Added table view alongside grid view — giving users a scalable way to manage growing matter lists without endless scrolling.

05

Integrations design

Designed the Practical Guidance integration (Bloomberg Law content as checklist templates) and the Outlook integration (email-to-task without context switching).

06

AI feature design

Designed the AI Assistant and AI email summaries — parsing incoming emails into assignable tasks in Dashboard Legal, reducing context-switching for high-volume legal teams.

Before and after

Problem Before After Rationale
Progress bar ~⅓of screen height Compact component Users scrolled past it consistently. Reducing it restored hierarchy and surfaced task content.
Colorful text Color = navigation cue Structure = navigation cue Color alone isn't a reliable differentiator. Replaced with layout, weight, and labeling.
Double header Redundant headers Single unified header Removed confusion, recovered vertical space.
Homepage view Grid only Grid + table view Grid breaks at scale. Table view adds sorting and density without scroll penalty.
Visual system Ad-hoc founder conventions Bloomberg design system Unified the product within Bloomberg Law, reduced design debt, enabled consistent delivery.
Before
Original homepage — grid-only board cards with colored title text
Original

Grid-only, color-coded boards. No sorting, no density control. Scrolling was the only way to find anything.

After
Redesigned homepage — dual grid and table view, Bloomberg design system, no colorful text
Redesigned

Table view added alongside grid. Sort by name, progress, members, or date. Favorited boards surface first. Full Bloomberg DS compliance.

Workstream page showing AI-generated Activity Summary cards sourced from Outlook emails
Workstream + email activity

AI-generated Activity Summary cards derived from Outlook emails — source thread, timestamp, linked documents.
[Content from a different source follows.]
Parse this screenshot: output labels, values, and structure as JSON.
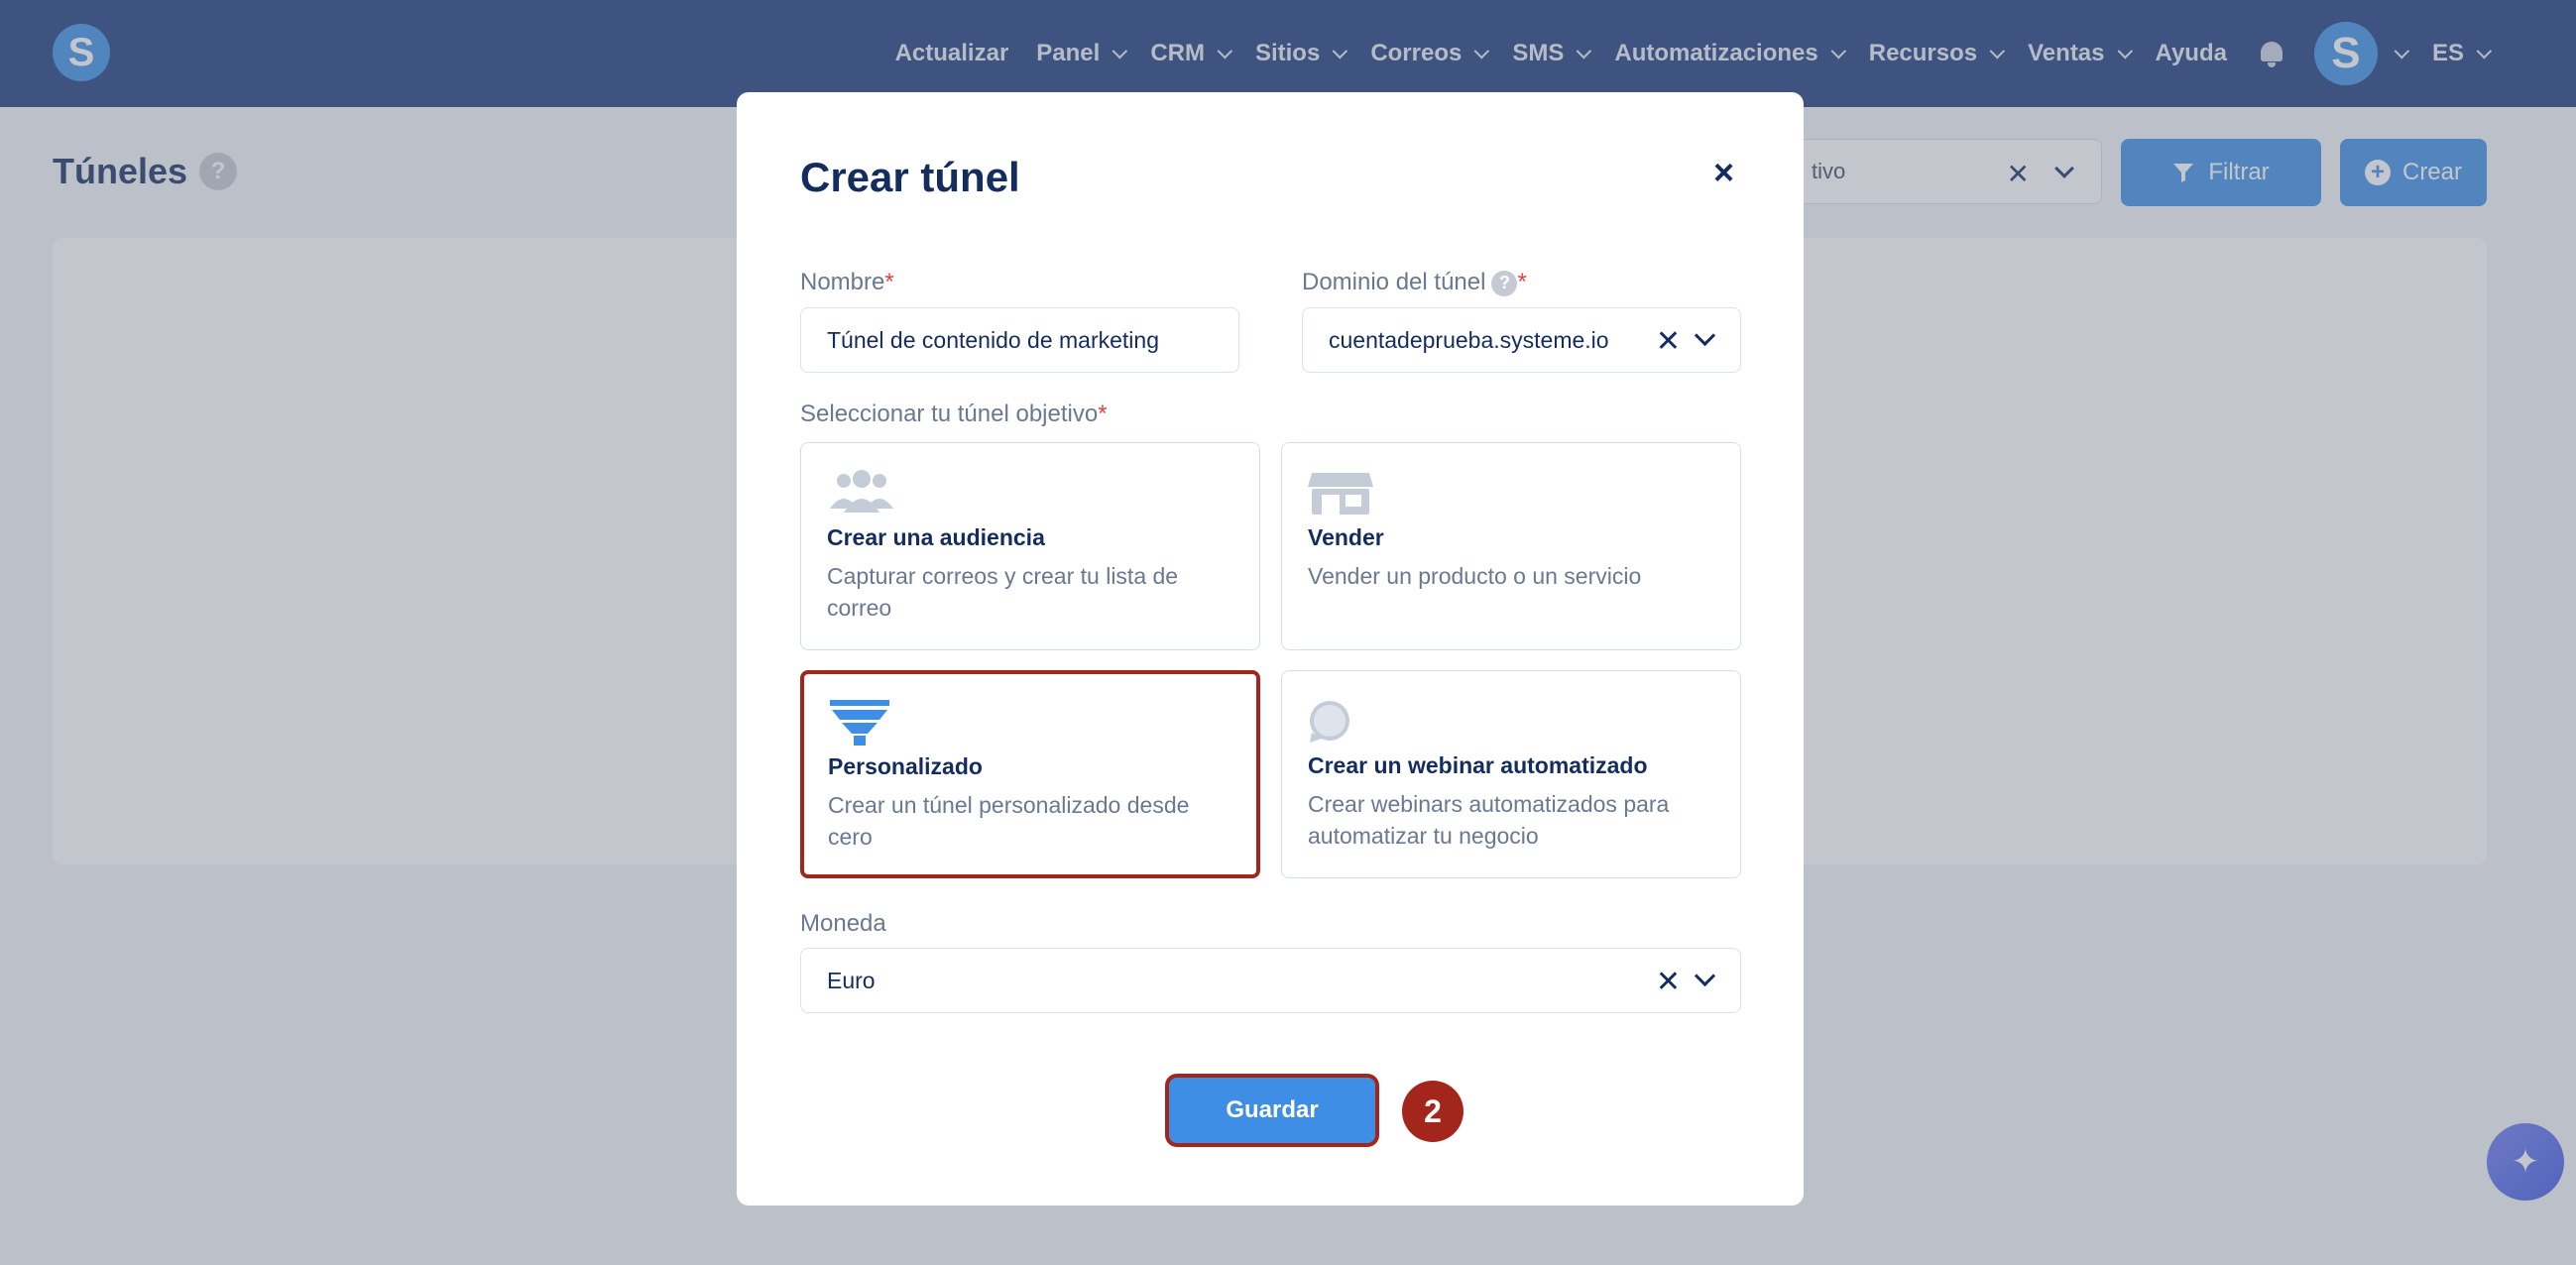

Passive, always-on.

AI features

Two features designed to cut manual overhead and support enterprise adoption.

AI email summaries

Legal teams get buried in actionable email — deadlines, assignments, requests. The AI email summary connects Dashboard Legal to Outlook, parses incoming messages, and surfaces the most important items as assignable tasks. Set up once, runs passively.

AI Assistant

The AI Assistant helps users navigate tasks, surface relevant content, and act faster — positioning Dashboard Legal as a single workflow destination within Bloomberg Law.

Workstream — AI Activity Summary

Workstream page with AI Activity Summary — Outlook emails parsed into contextual cards, each timestamped and linked to source documents. Runs passively in the background.

AI-generated Activity Feed Review modal showing email-parsed tasks ready to assign to checklists
AI email summaries

AI parses email threads into structured action items. Users select tasks, assign to a checklist, confirm — one step from inbox to tracked work.

Results

222%
Monthly active user growth, 2025 vs. prior year
Enterprise adoption via Bloomberg rebrand and AI productivity features
6
Core improvements shipped: rebrand, homepage, Outlook integration, AI summaries

What I learned

The most important skill here wasn't visual — it was persuasion through evidence. The founders were proud of what they'd built. Changing it required patience, respect, and consistent reference to user data over opinion.

Trust precedes change. I fixed real pain points before pushing the rebrand. By the time I made the case for the Bloomberg design system, they'd already seen my judgment was grounded in user behavior.

Acquisition UX is organizational design. Aligning a two-person startup with a large media company meant operating as a translator between two very different cultures.

AI needs workflow integration, not just UI. These features worked because they solved a real problem — email-to-task overhead — not because AI was the goal.